Yazma ise, “sözlü veya sözsüz konuşma seslerini, karşılıklı olan görsel motor sembollere çevirme sürecidir.” Eli kullanmada yetkinlik, tam olarak gelişmiş bir görme yeterliliği, dikkati yoğunlaştırma ve dile ilişkin bir kavrayış, ustalıkla yazabilmek için çok önem taşıyan niteliklerdir. 3 ile 5 yaş arasında eli kullanma becerisi ve genel gelişim, çocuğun (örneğine bakarak) şekillerin benzerlerini çizme aşamasını yavaş yavaş aşmaya başladığı bir noktaya doğru ilerler. Artık, kalemini kaldırıp önceden çizdiği yere yakın bir noktadan başlayarak devam etmesini gerektiren çizgiler çizmeye çalışabilir, bu gelişim aşaması yazma becerisinin temel niteliklerinden biridir. Okul öncesi dönemde düzgün kalem tutmaları ve doğru bir şekilde yaptırılan çizgi çalışmaları yazma becerisinin gelişiminde çok önemli temeller oluşturacaktır (Unutkan, 2006a; Polat, 2010).

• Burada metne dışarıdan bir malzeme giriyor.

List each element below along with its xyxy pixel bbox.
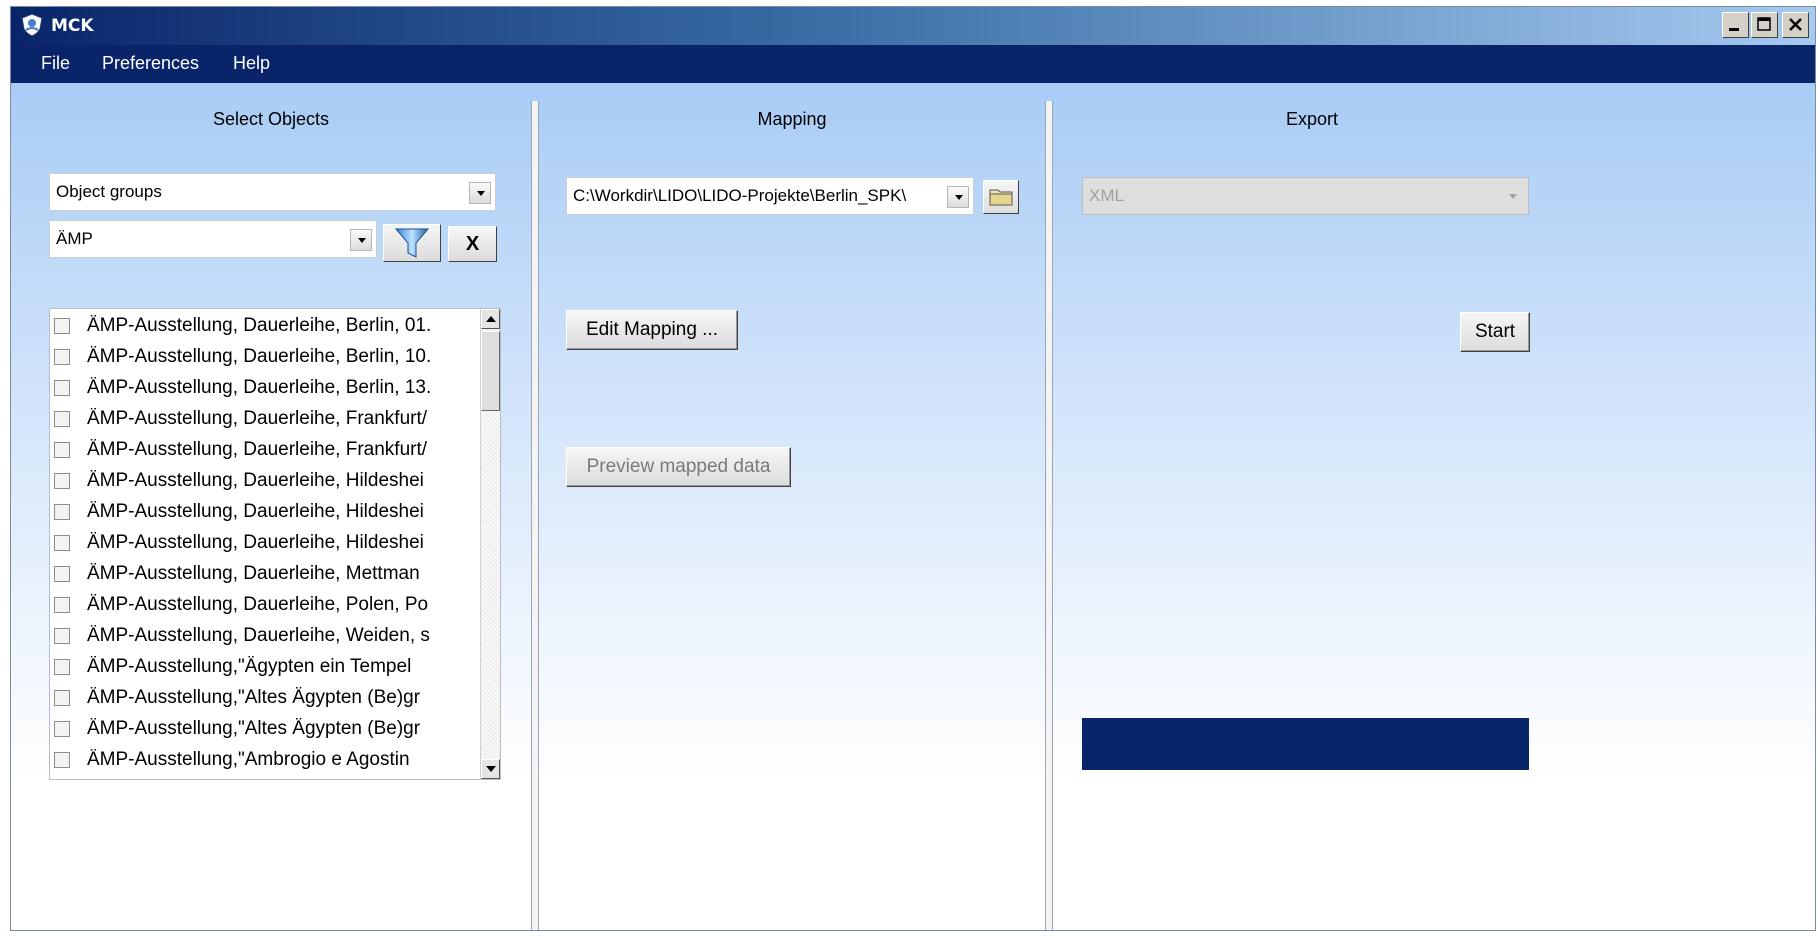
- menu-file[interactable]: File: [41, 53, 70, 74]
- chevron-down-icon: [1502, 186, 1524, 208]
- item-checkbox[interactable]: [54, 659, 70, 675]
- clear-filter-button[interactable]: X: [448, 226, 497, 262]
- item-checkbox[interactable]: [54, 411, 70, 427]
- panel-divider-left[interactable]: [531, 101, 539, 930]
- item-checkbox[interactable]: [54, 721, 70, 737]
- mapping-path-value: C:\Workdir\LIDO\LIDO-Projekte\Berlin_SPK…: [573, 186, 907, 205]
- item-label: ÄMP-Ausstellung, Dauerleihe, Berlin, 10.: [87, 346, 432, 367]
- list-item[interactable]: ÄMP-Ausstellung, Dauerleihe, Berlin, 10.: [50, 343, 482, 374]
- group-value-select[interactable]: ÄMP: [49, 220, 377, 258]
- menu-bar: File Preferences Help: [11, 45, 1815, 83]
- group-value: ÄMP: [56, 229, 93, 248]
- title-bar[interactable]: MCK: [11, 7, 1815, 45]
- export-format-select[interactable]: XML: [1082, 177, 1529, 215]
- item-checkbox[interactable]: [54, 752, 70, 768]
- list-item[interactable]: ÄMP-Ausstellung, Dauerleihe, Weiden, s: [50, 622, 482, 653]
- item-checkbox[interactable]: [54, 690, 70, 706]
- main-area: Select Objects Object groups ÄMP X ÄMP-A…: [11, 83, 1815, 930]
- item-checkbox[interactable]: [54, 380, 70, 396]
- item-checkbox[interactable]: [54, 318, 70, 334]
- item-label: ÄMP-Ausstellung, Dauerleihe, Polen, Po: [87, 594, 429, 615]
- select-objects-title: Select Objects: [212, 109, 330, 129]
- item-checkbox[interactable]: [54, 535, 70, 551]
- item-checkbox[interactable]: [54, 442, 70, 458]
- export-format-value: XML: [1089, 186, 1124, 205]
- list-item[interactable]: ÄMP-Ausstellung, Dauerleihe, Berlin, 13.: [50, 374, 482, 405]
- item-label: ÄMP-Ausstellung, Dauerleihe, Frankfurt/: [87, 408, 428, 429]
- item-label: ÄMP-Ausstellung, Dauerleihe, Mettman: [87, 563, 420, 584]
- close-icon: [1789, 18, 1802, 31]
- start-export-button[interactable]: Start: [1460, 312, 1530, 352]
- list-item[interactable]: ÄMP-Ausstellung, Dauerleihe, Hildeshei: [50, 498, 482, 529]
- item-checkbox[interactable]: [54, 349, 70, 365]
- item-label: ÄMP-Ausstellung, Dauerleihe, Hildeshei: [87, 470, 424, 491]
- scroll-down-icon[interactable]: [481, 759, 500, 779]
- list-item[interactable]: ÄMP-Ausstellung, Dauerleihe, Frankfurt/: [50, 405, 482, 436]
- item-label: ÄMP-Ausstellung, Dauerleihe, Berlin, 01.: [87, 315, 432, 336]
- objects-list-items: ÄMP-Ausstellung, Dauerleihe, Berlin, 01.…: [50, 309, 480, 779]
- item-label: ÄMP-Ausstellung,"Altes Ägypten (Be)gr: [87, 718, 421, 739]
- mapping-title: Mapping: [757, 109, 827, 129]
- list-item[interactable]: ÄMP-Ausstellung,"Ägypten ein Tempel: [50, 653, 482, 684]
- funnel-filter-icon: [394, 228, 430, 258]
- item-checkbox[interactable]: [54, 473, 70, 489]
- scroll-thumb[interactable]: [481, 331, 500, 411]
- maximize-icon: [1757, 17, 1771, 31]
- item-label: ÄMP-Ausstellung, Dauerleihe, Berlin, 13.: [87, 377, 432, 398]
- list-item[interactable]: ÄMP-Ausstellung, Dauerleihe, Polen, Po: [50, 591, 482, 622]
- folder-browse-icon: [989, 189, 1013, 206]
- objects-list: ÄMP-Ausstellung, Dauerleihe, Berlin, 01.…: [49, 308, 501, 780]
- scroll-up-icon[interactable]: [481, 309, 500, 329]
- list-item[interactable]: ÄMP-Ausstellung, Dauerleihe, Hildeshei: [50, 467, 482, 498]
- menu-help[interactable]: Help: [233, 53, 270, 74]
- object-groups-value: Object groups: [56, 182, 162, 201]
- item-checkbox[interactable]: [54, 504, 70, 520]
- preview-mapped-data-button[interactable]: Preview mapped data: [566, 447, 791, 487]
- list-item[interactable]: ÄMP-Ausstellung, Dauerleihe, Hildeshei: [50, 529, 482, 560]
- item-label: ÄMP-Ausstellung, Dauerleihe, Weiden, s: [87, 625, 430, 646]
- export-title: Export: [1285, 109, 1339, 129]
- menu-preferences[interactable]: Preferences: [102, 53, 199, 74]
- item-checkbox[interactable]: [54, 566, 70, 582]
- filter-button[interactable]: [383, 224, 441, 262]
- mapping-path-select[interactable]: C:\Workdir\LIDO\LIDO-Projekte\Berlin_SPK…: [566, 177, 974, 215]
- chevron-down-icon: [947, 186, 969, 208]
- list-scrollbar[interactable]: [480, 309, 500, 779]
- list-item[interactable]: ÄMP-Ausstellung, Dauerleihe, Mettman: [50, 560, 482, 591]
- minimize-icon: [1729, 28, 1739, 31]
- item-label: ÄMP-Ausstellung,"Ägypten ein Tempel: [87, 656, 412, 677]
- chevron-down-icon: [469, 182, 491, 204]
- item-checkbox[interactable]: [54, 628, 70, 644]
- panel-divider-right[interactable]: [1045, 101, 1053, 930]
- shield-logo-icon: [21, 13, 43, 37]
- item-label: ÄMP-Ausstellung,"Altes Ägypten (Be)gr: [87, 687, 421, 708]
- item-label: ÄMP-Ausstellung, Dauerleihe, Hildeshei: [87, 501, 424, 522]
- minimize-button[interactable]: [1722, 12, 1749, 38]
- item-label: ÄMP-Ausstellung,"Ambrogio e Agostin: [87, 749, 410, 770]
- list-item[interactable]: ÄMP-Ausstellung,"Altes Ägypten (Be)gr: [50, 715, 482, 746]
- object-groups-select[interactable]: Object groups: [49, 173, 496, 211]
- close-button[interactable]: [1782, 12, 1809, 38]
- browse-mapping-button[interactable]: [983, 180, 1019, 214]
- chevron-down-icon: [350, 229, 372, 251]
- list-item[interactable]: ÄMP-Ausstellung,"Altes Ägypten (Be)gr: [50, 684, 482, 715]
- window-controls: [1722, 12, 1809, 38]
- edit-mapping-button[interactable]: Edit Mapping ...: [566, 310, 738, 350]
- maximize-button[interactable]: [1751, 12, 1778, 38]
- item-label: ÄMP-Ausstellung, Dauerleihe, Hildeshei: [87, 532, 424, 553]
- item-label: ÄMP-Ausstellung, Dauerleihe, Frankfurt/: [87, 439, 428, 460]
- app-window: MCK File Preferences Help Select Objects…: [10, 6, 1816, 931]
- item-checkbox[interactable]: [54, 597, 70, 613]
- window-title: MCK: [51, 16, 94, 36]
- list-item[interactable]: ÄMP-Ausstellung, Dauerleihe, Berlin, 01.: [50, 312, 482, 343]
- list-item[interactable]: ÄMP-Ausstellung, Dauerleihe, Frankfurt/: [50, 436, 482, 467]
- list-item[interactable]: ÄMP-Ausstellung,"Ambrogio e Agostin: [50, 746, 482, 777]
- export-progress-bar: [1082, 718, 1529, 770]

Birçok beceri ve yetenek gibi, okuma yazma becerileri de basit becerilerin daha karmaşık olanlardan önce edinildiği gelişim sürecinde ortaya çıkmaktadır. İlk adım farkındalık ve keşiftir. Bu süreçte çocuk öykü kitaplarını dinlemekten ve onları tartışmaktan hoşlanır ve basılı materyalin bir mesaj taşıdığını anlamaya başlar, okuma yazma girişimlerinde bulunur, çevresindeki etiket ve işaretlerle ilgilenir, tekerlemelere katılır, harfleri tanımlar, ses ve harf eşleştirmeleri yapar ve harflerle yazıyı ve yazıyı temsil eden işaretleri yakınlaştırmaya çalışır. Bu nedenle okul öncesi yıllar bu tür deneyimler için en önemli zamandır. Erken okuma-yazma gelişimi ve okuma yazmaya başlama aşamaları çocuklarda farklı hız ve şekilde gelişir. Bu karmaşık süreçler

genellikle 5-8 yaş arası dönemde meydana gelmektedir. Bu dönemin okuma- yazma alanındaki özellikleri her gelişim alanında olduğu gibi bireysel farklılıklardan etkilenmektedir. Okuma-yazma öncesi kazanılması gereken temel beceriler; sözel dil becerisi, genel kültür bilgisi, yazı bilinci, alfabe bilgisi, ses farkındalığı, yazı öncesi çalışmalar şeklinde sıralanabilir (Kandır vd., 2010; Güven, 2003).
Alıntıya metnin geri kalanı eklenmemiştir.